3. Model for causes. This is an iterative process. I usually take a group of related causes to convert and expand, exploring their relationships with consequences and with each other. For this example, I shall model the causes in three aspects - motivation, time and ability.

3.1 Motivation - do we have the motivation to practice UT?

• R1-loop is to increase motivation via better perceiving the value. There are actually a few similar loops here, through either higher product quality or higher productivity, while they all increase the "perception for the value of UT" thus the "motivation to practice UT".
• R2-loop is to increase motivation via peer pressure; while R3-loop is to increase motivation via organizational recognition.

3.2 Time - do we have the time to practice UT?

• B1-loop constrains the available time to write UT; while B2-loop constrains the available time to maintain UT.
• R4-loop is to reduce time pressure by having fewer defects. We invest time to do UT, but we save time by having fewer defects, can we have net saving on time?

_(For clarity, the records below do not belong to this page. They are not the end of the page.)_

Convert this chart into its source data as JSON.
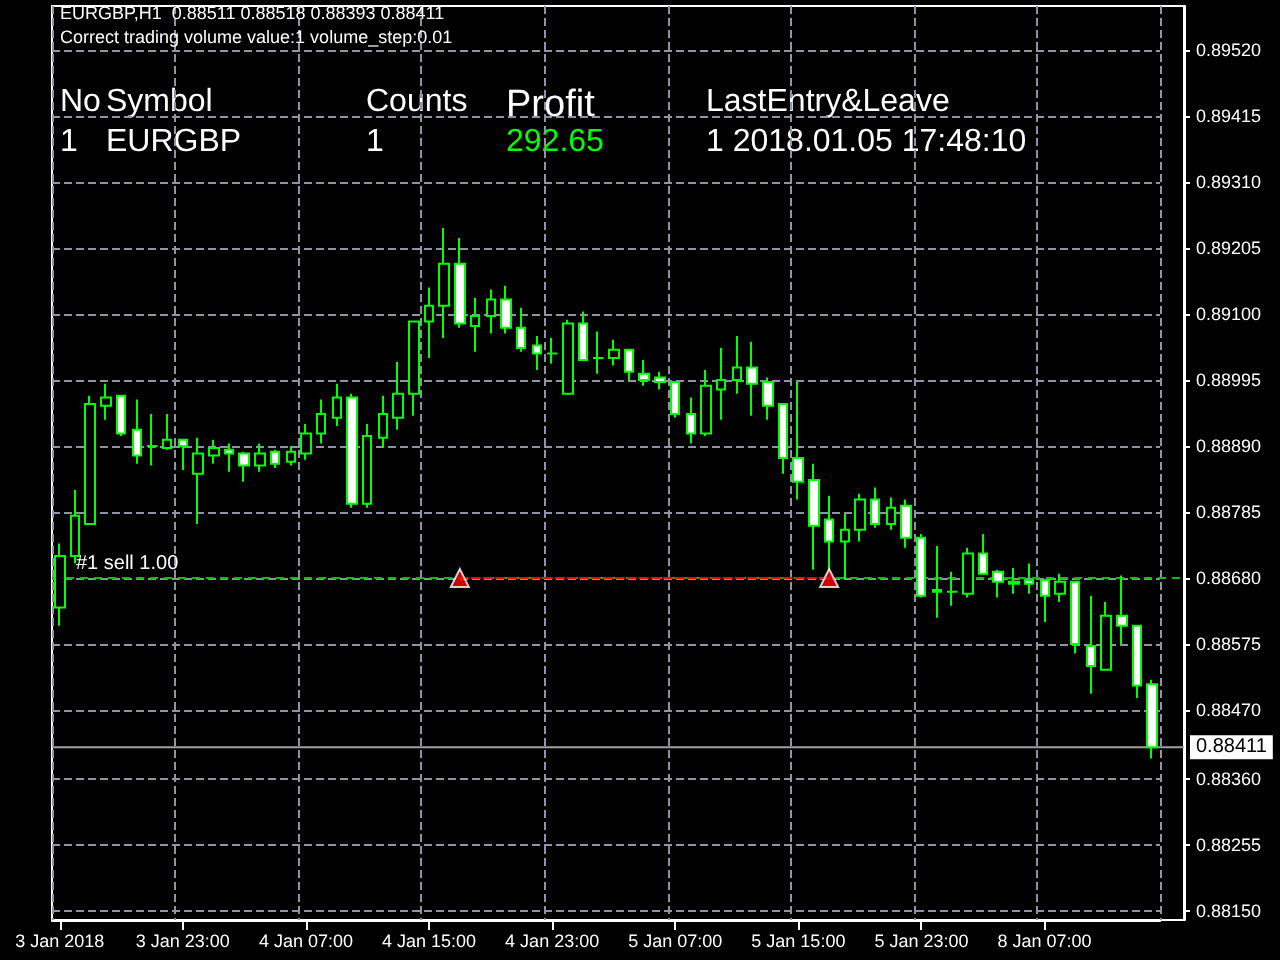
{
  "chart_data": {
    "type": "candlestick",
    "title": "EURGBP,H1  0.88511 0.88518 0.88393 0.88411",
    "subtitle": "Correct trading volume value:1 volume_step:0.01",
    "annotations": [
      "No",
      "Symbol",
      "Counts",
      "Profit",
      "LastEntry&Leave",
      "1",
      "EURGBP",
      "1",
      "292.65",
      "1 2018.01.05 17:48:10"
    ],
    "categories": [
      "3 Jan 2018",
      null,
      null,
      null,
      null,
      null,
      null,
      null,
      "3 Jan 23:00",
      null,
      null,
      null,
      null,
      null,
      null,
      null,
      "4 Jan 07:00",
      null,
      null,
      null,
      null,
      null,
      null,
      null,
      "4 Jan 15:00",
      null,
      null,
      null,
      null,
      null,
      null,
      null,
      "4 Jan 23:00",
      null,
      null,
      null,
      null,
      null,
      null,
      null,
      "5 Jan 07:00",
      null,
      null,
      null,
      null,
      null,
      null,
      null,
      "5 Jan 15:00",
      null,
      null,
      null,
      null,
      null,
      null,
      null,
      "5 Jan 23:00",
      null,
      null,
      null,
      null,
      null,
      null,
      null,
      "8 Jan 07:00",
      null,
      null,
      null,
      null,
      null,
      null,
      null
    ],
    "series": [
      {
        "type": "candlestick",
        "color": "#00ff00",
        "ohlc": [
          [
            0.88633,
            0.88735,
            0.88604,
            0.88715
          ],
          [
            0.88715,
            0.8882,
            0.88703,
            0.88779
          ],
          [
            0.88766,
            0.8897,
            0.88766,
            0.88957
          ],
          [
            0.88954,
            0.88989,
            0.88932,
            0.88967
          ],
          [
            0.8897,
            0.8897,
            0.88906,
            0.8891
          ],
          [
            0.88916,
            0.88964,
            0.88862,
            0.88875
          ],
          [
            0.8889,
            0.88941,
            0.88859,
            0.8889
          ],
          [
            0.88887,
            0.88941,
            0.88884,
            0.889
          ],
          [
            0.889,
            0.889,
            0.88852,
            0.8889
          ],
          [
            0.88846,
            0.88903,
            0.88766,
            0.88878
          ],
          [
            0.88875,
            0.889,
            0.88862,
            0.88887
          ],
          [
            0.88884,
            0.88894,
            0.88849,
            0.88878
          ],
          [
            0.88878,
            0.88881,
            0.88833,
            0.88859
          ],
          [
            0.88859,
            0.88894,
            0.88849,
            0.88878
          ],
          [
            0.88881,
            0.88884,
            0.88855,
            0.88862
          ],
          [
            0.88865,
            0.8889,
            0.88859,
            0.88881
          ],
          [
            0.88878,
            0.88925,
            0.88868,
            0.8891
          ],
          [
            0.8891,
            0.88964,
            0.88894,
            0.88941
          ],
          [
            0.88935,
            0.88989,
            0.88922,
            0.88967
          ],
          [
            0.88967,
            0.88973,
            0.88792,
            0.88798
          ],
          [
            0.88798,
            0.88925,
            0.88792,
            0.88906
          ],
          [
            0.88903,
            0.8897,
            0.88887,
            0.88941
          ],
          [
            0.88935,
            0.89024,
            0.88916,
            0.88973
          ],
          [
            0.88973,
            0.89088,
            0.88938,
            0.89088
          ],
          [
            0.89088,
            0.89142,
            0.8903,
            0.89113
          ],
          [
            0.89113,
            0.89237,
            0.89062,
            0.8918
          ],
          [
            0.8918,
            0.89221,
            0.89078,
            0.89085
          ],
          [
            0.89081,
            0.89126,
            0.8904,
            0.89097
          ],
          [
            0.89097,
            0.89139,
            0.89069,
            0.89123
          ],
          [
            0.89123,
            0.89145,
            0.89069,
            0.89078
          ],
          [
            0.89078,
            0.8911,
            0.8904,
            0.89046
          ],
          [
            0.8905,
            0.89065,
            0.89011,
            0.89037
          ],
          [
            0.89037,
            0.89062,
            0.89021,
            0.89037
          ],
          [
            0.88973,
            0.89091,
            0.88973,
            0.89085
          ],
          [
            0.89085,
            0.89104,
            0.89027,
            0.89027
          ],
          [
            0.8903,
            0.89072,
            0.89005,
            0.8903
          ],
          [
            0.8903,
            0.89059,
            0.89018,
            0.89043
          ],
          [
            0.89043,
            0.89043,
            0.88995,
            0.89008
          ],
          [
            0.89005,
            0.89027,
            0.88986,
            0.88995
          ],
          [
            0.88999,
            0.89008,
            0.8898,
            0.88992
          ],
          [
            0.88992,
            0.88992,
            0.88935,
            0.88941
          ],
          [
            0.88941,
            0.88967,
            0.88894,
            0.8891
          ],
          [
            0.8891,
            0.89011,
            0.88906,
            0.88986
          ],
          [
            0.8898,
            0.89046,
            0.88932,
            0.88995
          ],
          [
            0.88995,
            0.89065,
            0.88973,
            0.89015
          ],
          [
            0.89015,
            0.89056,
            0.88938,
            0.88989
          ],
          [
            0.88992,
            0.88999,
            0.88932,
            0.88954
          ],
          [
            0.88957,
            0.88957,
            0.88846,
            0.88871
          ],
          [
            0.88871,
            0.88992,
            0.88805,
            0.88833
          ],
          [
            0.88836,
            0.88862,
            0.88693,
            0.88763
          ],
          [
            0.88773,
            0.88811,
            0.88693,
            0.88738
          ],
          [
            0.88738,
            0.88782,
            0.88677,
            0.88757
          ],
          [
            0.88757,
            0.88814,
            0.88738,
            0.88805
          ],
          [
            0.88805,
            0.88824,
            0.8876,
            0.88766
          ],
          [
            0.88766,
            0.88808,
            0.88757,
            0.88792
          ],
          [
            0.88795,
            0.88805,
            0.88728,
            0.88744
          ],
          [
            0.88744,
            0.8875,
            0.88649,
            0.88652
          ],
          [
            0.88661,
            0.88731,
            0.88617,
            0.88658
          ],
          [
            0.88658,
            0.8869,
            0.88636,
            0.88658
          ],
          [
            0.88655,
            0.88728,
            0.88649,
            0.88719
          ],
          [
            0.88719,
            0.8875,
            0.88687,
            0.88687
          ],
          [
            0.8869,
            0.88693,
            0.88649,
            0.88674
          ],
          [
            0.88674,
            0.88696,
            0.88655,
            0.88671
          ],
          [
            0.88677,
            0.88703,
            0.88655,
            0.88671
          ],
          [
            0.88677,
            0.88677,
            0.8861,
            0.88652
          ],
          [
            0.88655,
            0.88687,
            0.88642,
            0.88674
          ],
          [
            0.88674,
            0.88674,
            0.8856,
            0.88575
          ],
          [
            0.88572,
            0.88652,
            0.88496,
            0.8854
          ],
          [
            0.88534,
            0.88642,
            0.88534,
            0.8862
          ],
          [
            0.8862,
            0.88684,
            0.88575,
            0.88604
          ],
          [
            0.88604,
            0.88604,
            0.88489,
            0.88509
          ],
          [
            0.88511,
            0.88518,
            0.88393,
            0.88411
          ]
        ]
      },
      {
        "type": "line",
        "color": "#ff0000",
        "line_style": "dashed",
        "marker": "none",
        "values": [
          null,
          null,
          null,
          null,
          null,
          null,
          null,
          null,
          null,
          null,
          null,
          null,
          null,
          null,
          null,
          null,
          null,
          null,
          null,
          null,
          null,
          null,
          null,
          null,
          null,
          null,
          0.8868,
          0.8868,
          0.8868,
          0.8868,
          0.8868,
          0.8868,
          0.8868,
          0.8868,
          0.8868,
          0.8868,
          0.8868,
          0.8868,
          0.8868,
          0.8868,
          0.8868,
          0.8868,
          0.8868,
          0.8868,
          0.8868,
          0.8868,
          0.8868,
          0.8868,
          0.8868,
          0.8868,
          0.8868,
          null,
          null,
          null,
          null,
          null,
          null,
          null,
          null,
          null,
          null,
          null,
          null,
          null,
          null,
          null,
          null,
          null,
          null,
          null,
          null,
          null
        ]
      },
      {
        "type": "scatter",
        "color": "#ff0000",
        "marker": "triangle",
        "values": [
          null,
          null,
          null,
          null,
          null,
          null,
          null,
          null,
          null,
          null,
          null,
          null,
          null,
          null,
          null,
          null,
          null,
          null,
          null,
          null,
          null,
          null,
          null,
          null,
          null,
          null,
          0.8868,
          null,
          null,
          null,
          null,
          null,
          null,
          null,
          null,
          null,
          null,
          null,
          null,
          null,
          null,
          null,
          null,
          null,
          null,
          null,
          null,
          null,
          null,
          null,
          0.8868,
          null,
          null,
          null,
          null,
          null,
          null,
          null,
          null,
          null,
          null,
          null,
          null,
          null,
          null,
          null,
          null,
          null,
          null,
          null,
          null,
          null
        ]
      }
    ],
    "ylim": [
      0.88136,
      0.8959
    ],
    "yticks": [
      {
        "value": 0.8952,
        "label": "0.89520"
      },
      {
        "value": 0.89415,
        "label": "0.89415"
      },
      {
        "value": 0.8931,
        "label": "0.89310"
      },
      {
        "value": 0.89205,
        "label": "0.89205"
      },
      {
        "value": 0.891,
        "label": "0.89100"
      },
      {
        "value": 0.88995,
        "label": "0.88995"
      },
      {
        "value": 0.8889,
        "label": "0.88890"
      },
      {
        "value": 0.88785,
        "label": "0.88785"
      },
      {
        "value": 0.8868,
        "label": "0.88680"
      },
      {
        "value": 0.88575,
        "label": "0.88575"
      },
      {
        "value": 0.8847,
        "label": "0.88470"
      },
      {
        "value": 0.8836,
        "label": "0.88360"
      },
      {
        "value": 0.88255,
        "label": "0.88255"
      },
      {
        "value": 0.8815,
        "label": "0.88150"
      }
    ],
    "ref_lines": [
      {
        "axis": "y",
        "value": 0.8868,
        "label": "#1 sell 1.00",
        "color": "#00c000",
        "line_style": "dashed"
      },
      {
        "axis": "y",
        "value": 0.88411,
        "label": "0.88411",
        "color": "#a0a0a0",
        "line_style": "solid"
      }
    ],
    "grid": true
  }
}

3.3 Ability - do we have the ability to practice UT?

• "Developer skill on UT" is a key variable to understand the dynamic around ability.
• R5-loop shows often a vicious cycle - no time to learn. In fact, there are two similar ones in the diagram, causing no time to write and maintain UT, respectively.
• Thus, "effectiveness of learning UT" becomes an important leverage. Common tool/process, training/coaching are ways to improve the learning effectiveness.
• R6-loop can become a virtuous cycle to increase the learning effectiveness via peer help. In fact, R2-loop and R6-loop provide social motivation and social ability, respectively.

Do you see the advance in thinking with the expanded CLD? That's the motivation behind moving from RCA to systems thinking.

When do we do all these? We practice systems thinking as part of PDCA - we model during Plan, find leverages to Do, then update the model during Check, and design next leverages to Act. As this is on process learning, the natural fit is Sprint retrospective in Scrum as well as both team and overall retrospectives in LeSS.

If practicing systems thinking in process immediately seems too big a challenge for you, RCA could be a stepping stone. Beginning from RCA, perhaps one day we will be practicing systems thinking without notice.